Gonaïves (Haïti), 7 juin 2021 [AlterPresse] --- Le théâtre de rue a été au cœur des activités de sensibilisation menées par le projet Toujou Pi Fò Ansanm (TPFA) sur des thématiques liées aux droits, devoirs et responsabilités des citoyens et citoyennes dans le département de l’Artibonite. Pas moins de 4 représentations ont eu lieu à Saint Michel de l’Attalaye, Terre Neuve, Gonaïves et Verrettes durant le mois de mai 2021.
Grâce à l’efficacité de cet outil de sensibilisation et la possibilité qu’elle offre de mieux communiquer avec des populations, le projet a permis aux comédiens et danseurs du département de véhiculer des messages touchant la décentralisation, la participation citoyenne, la concertation entre autorités locales et la société civile, la transparence, la reddition de compte et l’amélioration de la qualité de la vie.
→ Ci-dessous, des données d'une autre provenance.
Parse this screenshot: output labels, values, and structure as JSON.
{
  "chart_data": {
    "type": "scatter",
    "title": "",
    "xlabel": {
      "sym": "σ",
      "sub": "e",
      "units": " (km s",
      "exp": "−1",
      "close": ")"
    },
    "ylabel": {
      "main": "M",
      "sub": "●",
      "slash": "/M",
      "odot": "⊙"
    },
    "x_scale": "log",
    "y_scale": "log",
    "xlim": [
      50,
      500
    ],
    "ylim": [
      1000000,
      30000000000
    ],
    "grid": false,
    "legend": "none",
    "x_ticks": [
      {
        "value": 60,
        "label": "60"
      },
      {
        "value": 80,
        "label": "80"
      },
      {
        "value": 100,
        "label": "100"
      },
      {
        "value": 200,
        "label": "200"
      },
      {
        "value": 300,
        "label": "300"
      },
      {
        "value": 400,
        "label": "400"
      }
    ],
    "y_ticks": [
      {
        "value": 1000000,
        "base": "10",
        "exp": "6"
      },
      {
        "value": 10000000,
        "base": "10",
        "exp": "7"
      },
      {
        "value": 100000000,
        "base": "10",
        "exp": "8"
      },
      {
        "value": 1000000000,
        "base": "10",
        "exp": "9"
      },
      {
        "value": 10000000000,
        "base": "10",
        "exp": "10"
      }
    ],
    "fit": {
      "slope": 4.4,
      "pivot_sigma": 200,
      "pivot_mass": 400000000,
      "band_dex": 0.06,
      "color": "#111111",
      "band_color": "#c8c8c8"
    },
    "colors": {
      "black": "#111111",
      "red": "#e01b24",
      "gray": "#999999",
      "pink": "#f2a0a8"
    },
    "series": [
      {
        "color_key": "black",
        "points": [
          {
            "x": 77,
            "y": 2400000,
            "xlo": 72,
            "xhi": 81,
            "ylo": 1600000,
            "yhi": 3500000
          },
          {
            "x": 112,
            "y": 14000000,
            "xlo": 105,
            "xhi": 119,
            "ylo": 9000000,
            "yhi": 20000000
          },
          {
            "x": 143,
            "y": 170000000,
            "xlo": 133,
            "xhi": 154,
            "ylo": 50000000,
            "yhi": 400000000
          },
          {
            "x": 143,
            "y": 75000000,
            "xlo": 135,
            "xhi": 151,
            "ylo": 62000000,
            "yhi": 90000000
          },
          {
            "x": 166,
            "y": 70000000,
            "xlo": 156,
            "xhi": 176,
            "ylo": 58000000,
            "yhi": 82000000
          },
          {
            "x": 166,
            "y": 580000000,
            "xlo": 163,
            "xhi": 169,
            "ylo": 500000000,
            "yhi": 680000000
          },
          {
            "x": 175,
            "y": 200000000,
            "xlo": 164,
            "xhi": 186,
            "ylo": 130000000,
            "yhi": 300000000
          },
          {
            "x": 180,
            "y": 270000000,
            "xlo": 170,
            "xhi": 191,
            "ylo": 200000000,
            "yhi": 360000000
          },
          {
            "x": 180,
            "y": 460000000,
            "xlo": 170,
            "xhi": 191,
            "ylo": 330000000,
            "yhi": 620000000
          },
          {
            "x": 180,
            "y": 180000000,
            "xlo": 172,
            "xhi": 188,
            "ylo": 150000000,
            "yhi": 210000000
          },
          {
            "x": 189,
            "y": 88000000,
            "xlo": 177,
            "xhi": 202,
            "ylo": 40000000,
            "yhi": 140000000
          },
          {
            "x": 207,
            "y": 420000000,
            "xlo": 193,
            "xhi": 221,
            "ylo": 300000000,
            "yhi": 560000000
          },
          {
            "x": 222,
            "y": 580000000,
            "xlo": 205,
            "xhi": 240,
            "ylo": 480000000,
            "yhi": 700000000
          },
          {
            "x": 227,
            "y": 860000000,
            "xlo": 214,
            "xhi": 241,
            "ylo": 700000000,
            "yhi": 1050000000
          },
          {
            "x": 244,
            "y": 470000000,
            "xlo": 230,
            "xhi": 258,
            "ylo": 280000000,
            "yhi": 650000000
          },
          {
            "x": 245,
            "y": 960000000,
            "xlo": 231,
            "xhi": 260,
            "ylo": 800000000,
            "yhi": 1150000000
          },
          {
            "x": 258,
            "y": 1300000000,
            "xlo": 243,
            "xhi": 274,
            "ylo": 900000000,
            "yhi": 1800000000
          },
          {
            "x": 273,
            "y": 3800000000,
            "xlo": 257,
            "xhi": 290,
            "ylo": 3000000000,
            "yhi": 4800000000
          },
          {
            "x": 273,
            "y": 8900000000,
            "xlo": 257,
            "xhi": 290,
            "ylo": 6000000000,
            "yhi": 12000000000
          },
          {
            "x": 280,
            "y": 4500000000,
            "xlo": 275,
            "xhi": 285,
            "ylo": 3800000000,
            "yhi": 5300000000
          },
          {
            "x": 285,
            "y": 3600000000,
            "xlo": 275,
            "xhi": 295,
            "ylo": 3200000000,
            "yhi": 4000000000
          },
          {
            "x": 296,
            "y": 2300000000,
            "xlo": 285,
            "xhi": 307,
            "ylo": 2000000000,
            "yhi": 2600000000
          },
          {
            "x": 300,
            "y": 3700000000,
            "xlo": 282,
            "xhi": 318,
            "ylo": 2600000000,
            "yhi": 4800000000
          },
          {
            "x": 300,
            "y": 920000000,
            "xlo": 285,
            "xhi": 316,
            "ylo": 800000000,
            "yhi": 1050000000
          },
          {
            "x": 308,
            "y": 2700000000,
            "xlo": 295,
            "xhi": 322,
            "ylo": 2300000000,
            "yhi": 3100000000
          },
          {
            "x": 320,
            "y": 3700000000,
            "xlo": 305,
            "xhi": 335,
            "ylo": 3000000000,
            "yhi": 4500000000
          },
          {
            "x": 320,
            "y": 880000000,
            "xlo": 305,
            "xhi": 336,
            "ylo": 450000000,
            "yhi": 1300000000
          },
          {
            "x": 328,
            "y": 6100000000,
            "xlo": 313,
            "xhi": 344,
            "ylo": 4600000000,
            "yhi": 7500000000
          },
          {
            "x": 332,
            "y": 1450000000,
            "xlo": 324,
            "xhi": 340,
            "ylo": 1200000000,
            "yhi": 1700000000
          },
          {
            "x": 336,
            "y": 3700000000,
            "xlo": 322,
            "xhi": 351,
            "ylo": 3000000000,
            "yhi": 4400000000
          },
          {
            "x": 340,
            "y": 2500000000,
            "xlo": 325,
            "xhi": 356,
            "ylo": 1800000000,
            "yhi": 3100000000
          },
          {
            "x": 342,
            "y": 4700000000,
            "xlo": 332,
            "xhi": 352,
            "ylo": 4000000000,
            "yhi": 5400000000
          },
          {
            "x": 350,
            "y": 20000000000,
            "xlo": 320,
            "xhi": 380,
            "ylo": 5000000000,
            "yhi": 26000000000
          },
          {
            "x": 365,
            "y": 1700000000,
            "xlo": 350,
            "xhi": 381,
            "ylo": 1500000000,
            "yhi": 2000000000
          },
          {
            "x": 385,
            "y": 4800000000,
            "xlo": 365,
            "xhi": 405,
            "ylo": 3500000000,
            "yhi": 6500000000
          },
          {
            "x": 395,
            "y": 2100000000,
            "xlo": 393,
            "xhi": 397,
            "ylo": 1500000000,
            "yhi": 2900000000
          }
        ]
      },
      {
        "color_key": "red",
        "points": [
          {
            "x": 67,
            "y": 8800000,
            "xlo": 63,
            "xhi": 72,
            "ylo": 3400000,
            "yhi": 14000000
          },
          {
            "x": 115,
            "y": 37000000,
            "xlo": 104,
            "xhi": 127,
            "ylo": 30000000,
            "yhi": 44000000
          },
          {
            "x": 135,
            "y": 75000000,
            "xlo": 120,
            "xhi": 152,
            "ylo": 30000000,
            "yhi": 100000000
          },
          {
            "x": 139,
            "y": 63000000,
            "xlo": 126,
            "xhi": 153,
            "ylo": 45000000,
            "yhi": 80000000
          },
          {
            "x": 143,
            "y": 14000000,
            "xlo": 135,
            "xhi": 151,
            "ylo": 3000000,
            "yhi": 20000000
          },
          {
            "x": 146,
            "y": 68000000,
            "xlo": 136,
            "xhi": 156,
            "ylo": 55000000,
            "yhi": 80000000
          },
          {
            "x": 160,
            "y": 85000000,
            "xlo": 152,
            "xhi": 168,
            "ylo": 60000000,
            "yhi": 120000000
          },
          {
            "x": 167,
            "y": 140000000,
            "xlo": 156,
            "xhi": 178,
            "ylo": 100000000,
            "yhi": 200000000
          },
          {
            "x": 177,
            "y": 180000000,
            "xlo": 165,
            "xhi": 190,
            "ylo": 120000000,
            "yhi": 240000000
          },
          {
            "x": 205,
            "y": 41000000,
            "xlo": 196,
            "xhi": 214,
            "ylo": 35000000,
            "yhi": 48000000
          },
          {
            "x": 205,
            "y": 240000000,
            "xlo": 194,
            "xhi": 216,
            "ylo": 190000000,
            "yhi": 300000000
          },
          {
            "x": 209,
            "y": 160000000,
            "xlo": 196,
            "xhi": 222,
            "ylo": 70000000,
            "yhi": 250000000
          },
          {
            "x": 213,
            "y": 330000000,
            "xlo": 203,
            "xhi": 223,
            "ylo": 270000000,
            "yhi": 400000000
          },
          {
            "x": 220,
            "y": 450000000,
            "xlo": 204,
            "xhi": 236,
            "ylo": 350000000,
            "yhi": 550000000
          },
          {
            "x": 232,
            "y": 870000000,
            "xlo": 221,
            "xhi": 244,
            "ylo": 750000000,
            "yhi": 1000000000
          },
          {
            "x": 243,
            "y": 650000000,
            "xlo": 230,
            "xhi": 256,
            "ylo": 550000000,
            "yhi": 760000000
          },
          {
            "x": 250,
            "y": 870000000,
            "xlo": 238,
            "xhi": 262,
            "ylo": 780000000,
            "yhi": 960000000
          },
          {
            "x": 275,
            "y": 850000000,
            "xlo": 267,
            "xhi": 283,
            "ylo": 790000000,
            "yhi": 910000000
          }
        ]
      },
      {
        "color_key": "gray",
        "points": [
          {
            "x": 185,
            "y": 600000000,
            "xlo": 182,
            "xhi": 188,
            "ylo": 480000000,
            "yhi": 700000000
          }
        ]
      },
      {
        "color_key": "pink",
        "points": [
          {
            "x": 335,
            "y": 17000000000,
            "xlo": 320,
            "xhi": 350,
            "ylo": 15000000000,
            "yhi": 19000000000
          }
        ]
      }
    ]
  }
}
« Avec une méthodologie basée sur la participation active des comédiens, danseurs et des membres d’organisations de la société civile, les encadreurs ont pu monter un spectacle itinérant ciblant les 4 communes. La pièce a été une mise en scène d’un surprenant service religieux mélangeant chœurs chrétiens, danses folkloriques agrémentées de pas de Break Dance (Hip Hop), chants vaudou, transe et show de tambour » explique Madjolah Pierre, coordonnatrice de Communication de TPFA.
Selon les informations recueillies auprès de responsables du projet, les 28 jeunes comédien(e)s et danseur (seu)s issu(e)s de 9 troupes au total ont été sélectionnés à l’issue de séances d’audition tenues aux Gonaïves et à Saint-Michel au mois de janvier 2021. Chelson Ermoza, comédien, conteur, acteur, Abydarlyne Jouth, comédienne et danseuse, et Rony Joseph, tambourineur, ont encadré les acteurs et actrices pendant une demi-douzaine de formations-répétitions.
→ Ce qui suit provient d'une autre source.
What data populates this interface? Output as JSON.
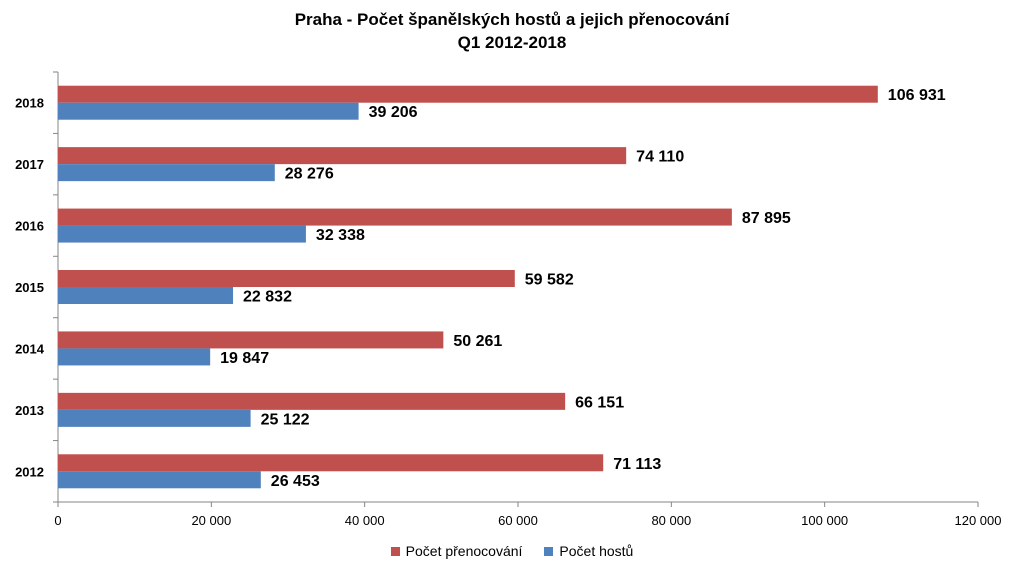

Chelson Ermoza est tout fier de l’exploit de ces jeunes novices artibonitiens qu’il a encadrés. Pour lui, c’est une preuve que « l’art n’a pas de limite ». « Le sérieux dont elles/ils ont fait preuve lors des répétitions et formations était extraordinaire », poursuit-il.
Découvrir le théâtre de rue : être sensibilisé pour sensibiliser sa communauté
Toute la période de préparation et de formation pour le montage de la pièce a été aussi un moment de sensibilisation des comédiens, comédiennes, danseurs et danseuses sur l’importance de l’engagement d’un artiste dans la vie de sa communauté.
Les jeunes ont découvert que le théâtre de rue est aussi une pratique revendicative et d’incitation à l’action. Nelda Saint-Fleur, comédienne originaire des Verrettes, estime que « le théâtre de rue est la meilleure façon d’aider les gens à prendre conscience des défis de leur communauté ».
Le théâtre de rue est en plein essor et permet non seulement la représentation de certaines réalités mais aussi, favorise la participation du public. Il est un excellent véhicule de sensibilisation permettant d’atteindre de nombreuses couches de la population de manière directe, simple et puissante, fait remarquer Madjolah Pierre.
« Grâce aux différentes interventions du staff du projet, j’ai pu trouver le message correct pour ma prédication dans la pièce, notamment en ce qui concerne la concertation entre la société civile, les autorités locales et l’État en général », se réjouit Wedny Bézil, un autre comédien.
Bézil joue le rôle de prédicateur dans la pièce. Dans sa « prédication », il fait part aux fidèles de la necessité de se mettre ensemble en s’appuyant sur le dicton haïtien « pise gaye pa kimen ».
« La société ne peut pas laisser l’État tout seul. Pour qu’une communauté se développe correctement, il faut que la société civile accepte de dialoguer, de se concerter avec les autorités locales, l’État et vice-versa, pour travailler ensemble » conclut le comédien, agent de sensibilisation.
Les communautés réagissent
Un directeur d’école assistant à une représentation dans la commune des Verrettes confie que « ce théâtre, fait dans la rue, est un bon outil de sensibilisation. Il peut inciter à un changement de comportement ».
A Terre Neuve, un jeune dans la vingtaine estime que le théâtre de rue est « une excellente façon d’attirer l’attention de la population. On s’amuse et on découvre des problèmes sérieux qu’il faut résoudre dans notre communauté. Il faut jouer ces pièces beaucoup plus à Terre Neuve, dans les sections communales et dans les autres communes également ».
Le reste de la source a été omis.